BTW, in the first place, I'm now doubting the queue should be bounded. If all 
clients are well-behaved and wait their response, the number of requests are 
naturally bounded under the number of connections, and the native resources of 
sockets will be run out in front of running out heap. 
AdaptiveLifoCoDelCallQueue also seems under the assumption that all requests 
can be queued.

There are some cheat clients that don't wait their response and send multiple 
requests to simultaneously execute.
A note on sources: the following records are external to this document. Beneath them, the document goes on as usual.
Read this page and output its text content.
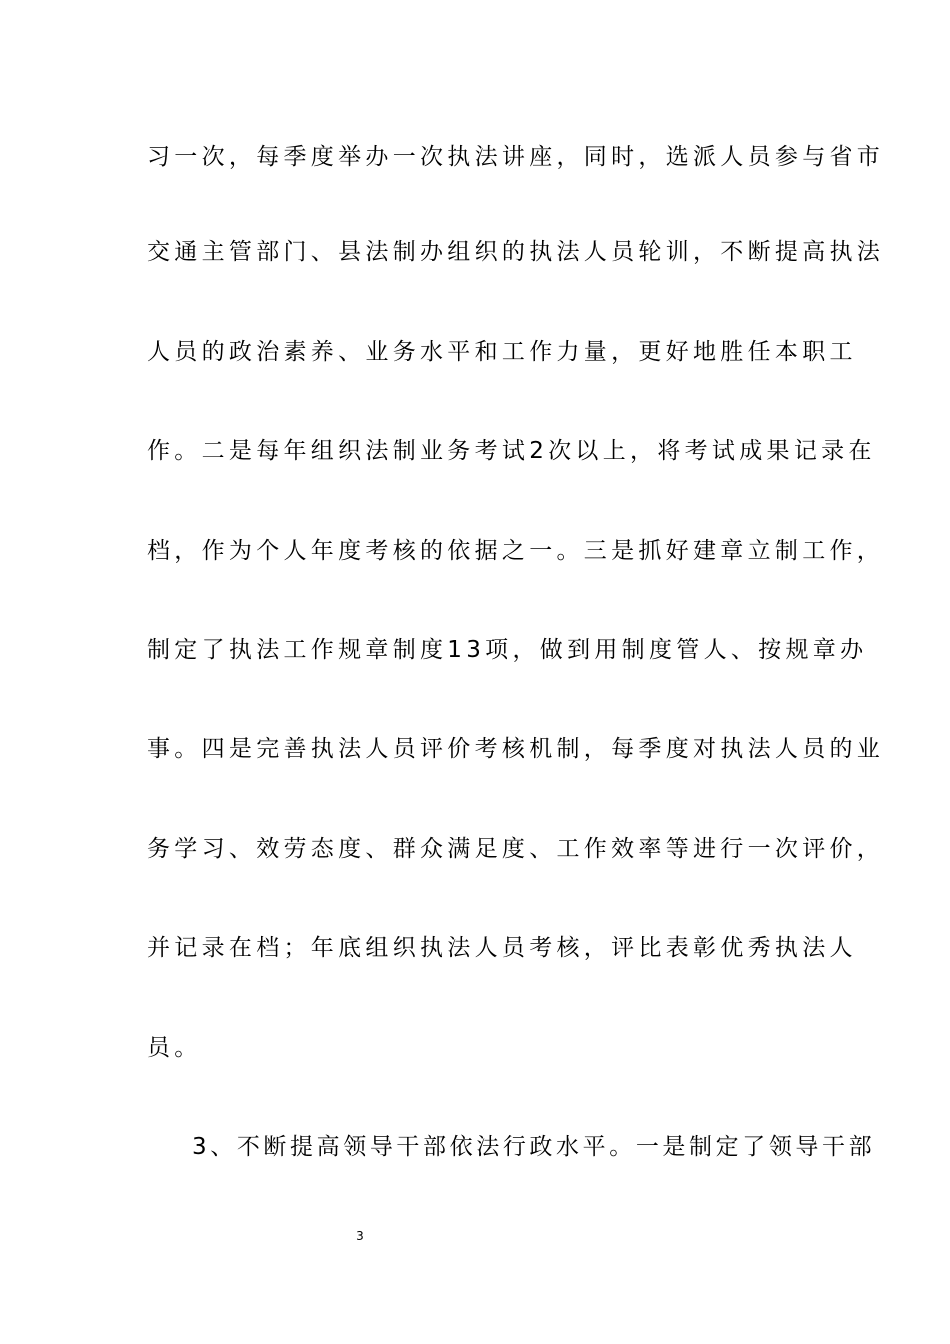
习一次，每季度举办一次执法讲座，同时，选派人员参与省市
交通主管部门、县法制办组织的执法人员轮训，不断提高执法
人员的政治素养、业务水平和工作力量，更好地胜任本职工
作。二是每年组织法制业务考试2次以上，将考试成果记录在
档，作为个人年度考核的依据之一。三是抓好建章立制工作，
制定了执法工作规章制度13项，做到用制度管人、按规章办
事。四是完善执法人员评价考核机制，每季度对执法人员的业
务学习、效劳态度、群众满足度、工作效率等进行一次评价，
并记录在档；年底组织执法人员考核，评比表彰优秀执法人
员。
3、不断提高领导干部依法行政水平。一是制定了领导干部
3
I think we can count the number of 
simultaneous requests for each connection, and roughly cap it probably 
depending on the number of the connections (excluding idle connections who have 
no request?) and the number of the queued requests with some threshold, etc.

> Don't block on Reader threads queueing to a scheduler queue
> -----------------------------------------------------------
>
>                 Key: HBASE-15146
>                 URL: https://issues.apache.org/jira/browse/HBASE-15146
>             Project: HBase
>          Issue Type: Bug
>    Affects Versions: 1.2.0
>            Reporter: Elliott Clark
>            Assignee: Elliott Clark
>            Priority: Blocker
>             Fix For: 2.0.0, 1.2.0, 1.3.0
>
>         Attachments: HBASE-15146-v7.patch, HBASE-15146-v8.patch, 
> HBASE-15146-v8.patch, HBASE-15146.0.patch, HBASE-15146.1.patch, 
> HBASE-15146.2.patch, HBASE-15146.3.patch, HBASE-15146.4.patch, 
> HBASE-15146.5.patch, HBASE-15146.6.patch
>
>
> Blocking on the epoll thread is awful. The new rpc scheduler can have lots of 
> different queues. Those queues have different capacity limits. Currently the 
> dispatch method can block trying to add the the blocking queue in any of the 
> schedulers.
> This causes readers to block, tcp acks are delayed, and everything slows down.